Although one hears little about it, Latin America has an exceptionally diverse tradition of what could be called exploitation cinemas ranging from the 1950s vampire and wrestling/horror hybrid movies of Mexican director Fernando Méndez (Ladrón de cadáveres/Bodysnatcher 1956, El vampiro/The Vampire 1957) to more contemporary cult horror films like La casa muda (The Silent House, Gustavo Hernández, Uruguay 2010). When Latsploitation, Exploitation Cinemas and Latin America (Ruétalo and Tierney 2009) was first published, it represented a significant move forward in English language work on these exploitation cinemas. What made Latsploitation exceptional in terms of work on the region’s cinema at the time was that, unlike most of the previous anthologies and continent-wide accounts of the region’s different national filmmaking endeavours, the authors of its seventeen essays did not focus on mainstream, art or political cinemas, but instead took on the task of analysing and accounting for these almost completely critically neglected exploitation cinemas, arguing for their inclusion as part of a bigger regional “picture of film production, exhibition and circulation” (D’Lugo 2012: 592).1 With respect to exploitation cinemas, Latsploitation filled a gap in the then burgeoning field of exploitation cinema studies, bringing the hitherto largely ignored diverse exploitation cinemas of Latin American into its frame of reference.

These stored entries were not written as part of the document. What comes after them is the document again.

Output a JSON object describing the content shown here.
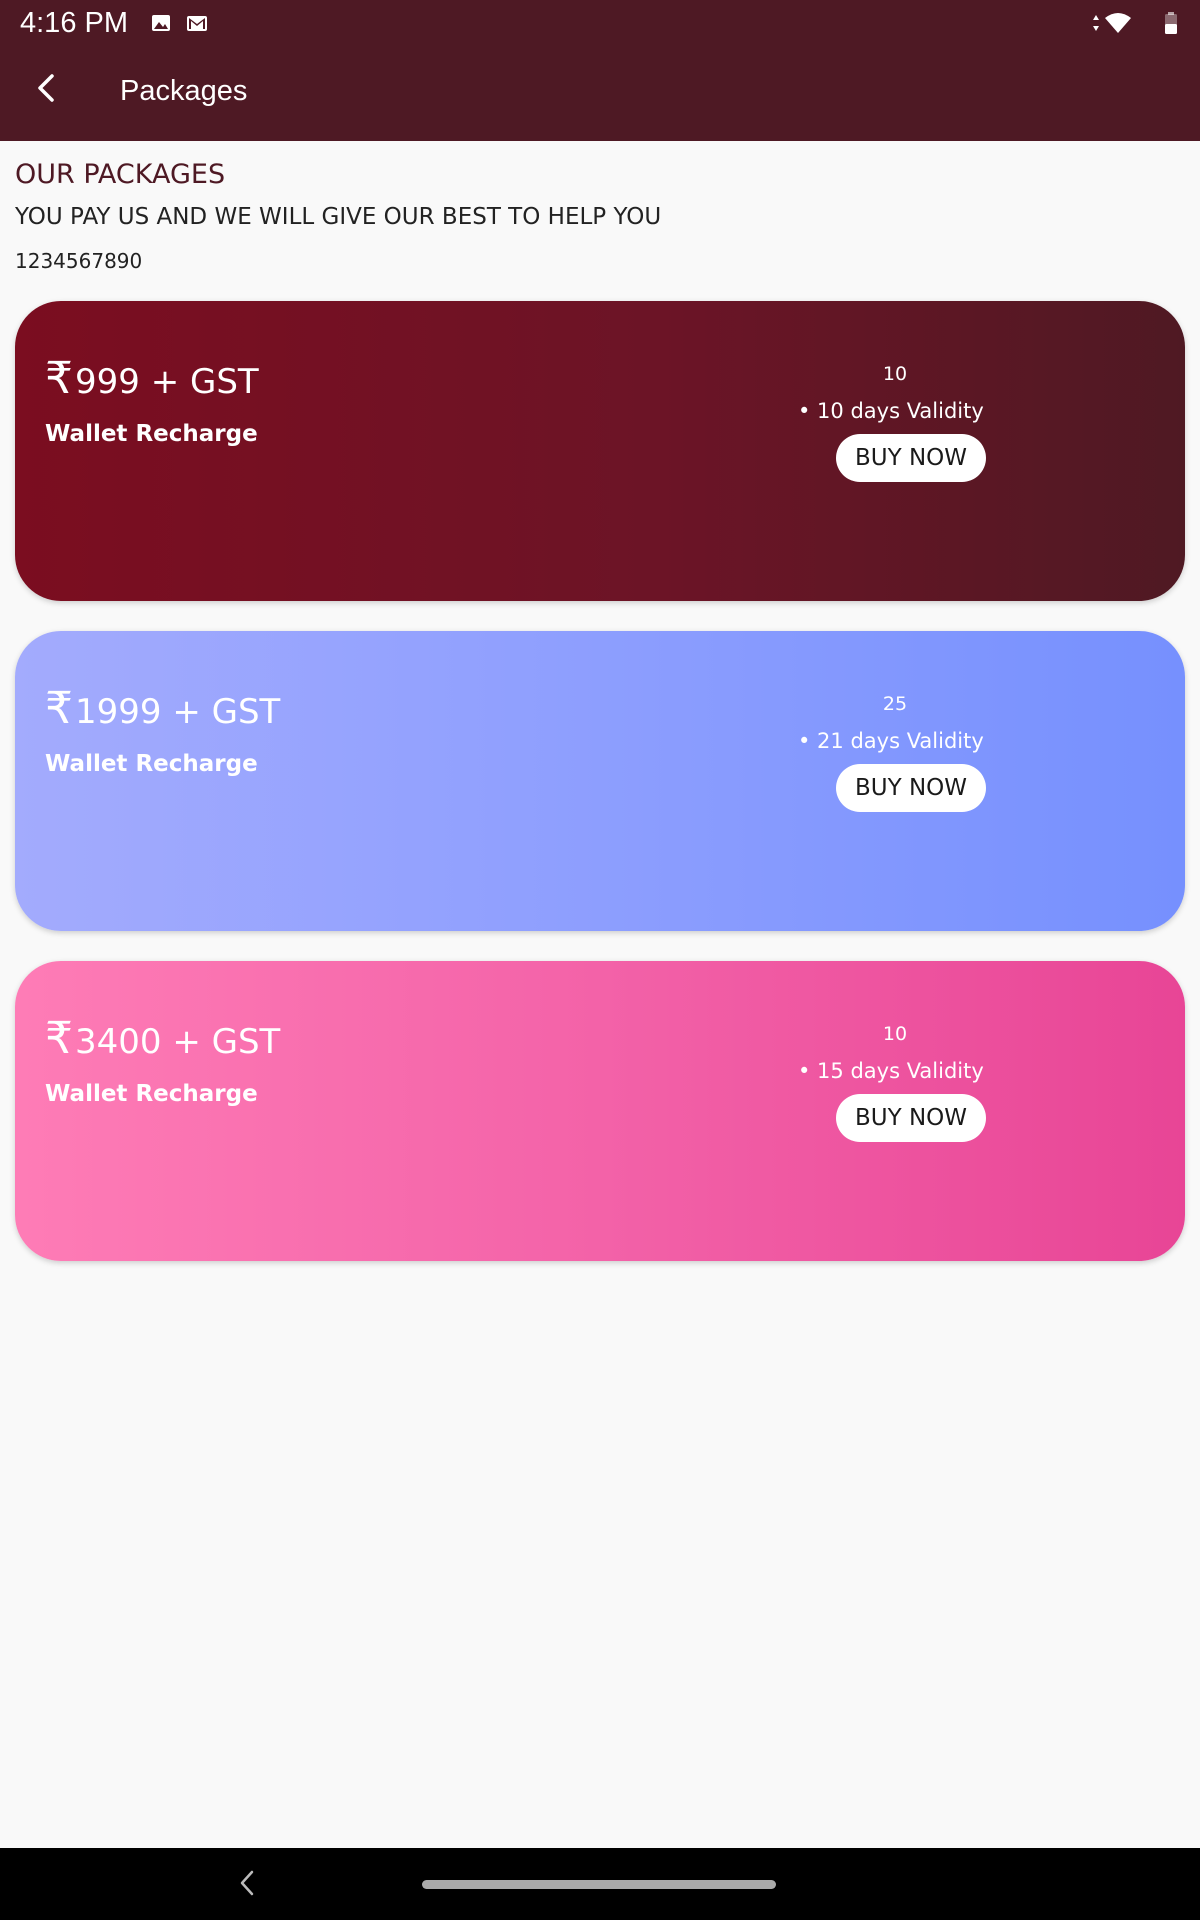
{
  "status_bar": {
    "time": "4:16 PM",
    "icons": [
      "image-icon",
      "gmail-icon",
      "data-arrows-icon",
      "wifi-icon",
      "battery-icon"
    ]
  },
  "app_bar": {
    "title": "Packages",
    "back_icon": "back-arrow-icon"
  },
  "intro": {
    "heading": "OUR PACKAGES",
    "subheading": "YOU PAY US AND WE WILL GIVE OUR BEST TO HELP YOU",
    "phone": "1234567890"
  },
  "packages": [
    {
      "currency": "₹",
      "price": "999 + GST",
      "type": "Wallet Recharge",
      "count": "10",
      "validity": "• 10 days Validity",
      "button_label": "BUY NOW",
      "colors": [
        "#7b0d20",
        "#4f1923"
      ]
    },
    {
      "currency": "₹",
      "price": "1999 + GST",
      "type": "Wallet Recharge",
      "count": "25",
      "validity": "• 21 days Validity",
      "button_label": "BUY NOW",
      "colors": [
        "#a3abfd",
        "#7690fe"
      ]
    },
    {
      "currency": "₹",
      "price": "3400 + GST",
      "type": "Wallet Recharge",
      "count": "10",
      "validity": "• 15 days Validity",
      "button_label": "BUY NOW",
      "colors": [
        "#fe7cb6",
        "#e84596"
      ]
    }
  ],
  "theme": {
    "primary": "#4e1924",
    "background": "#f9f9f9"
  }
}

As such, Latsploitation was the first book in English of its kind. In the years since its publication, “latsploitation” as a term has gained increasing currency in academic studies. The term appears as a stand-alone entry in Annette Kuhn and Guy Westwell’s A Dictionary of Film Studies (2012), who define it as: “[A] distinctly Latin American variant of the exploitation film” (2012: 243). The term also appears in publications which seek to build on the Latsploitation anthology including Rosana Díaz-Zambrana and Patricia Tomé’s Spanish-language anthology Horrorfílmico: Aproximaciones al cine de terror en Latinoamérica y el Caribe (2012).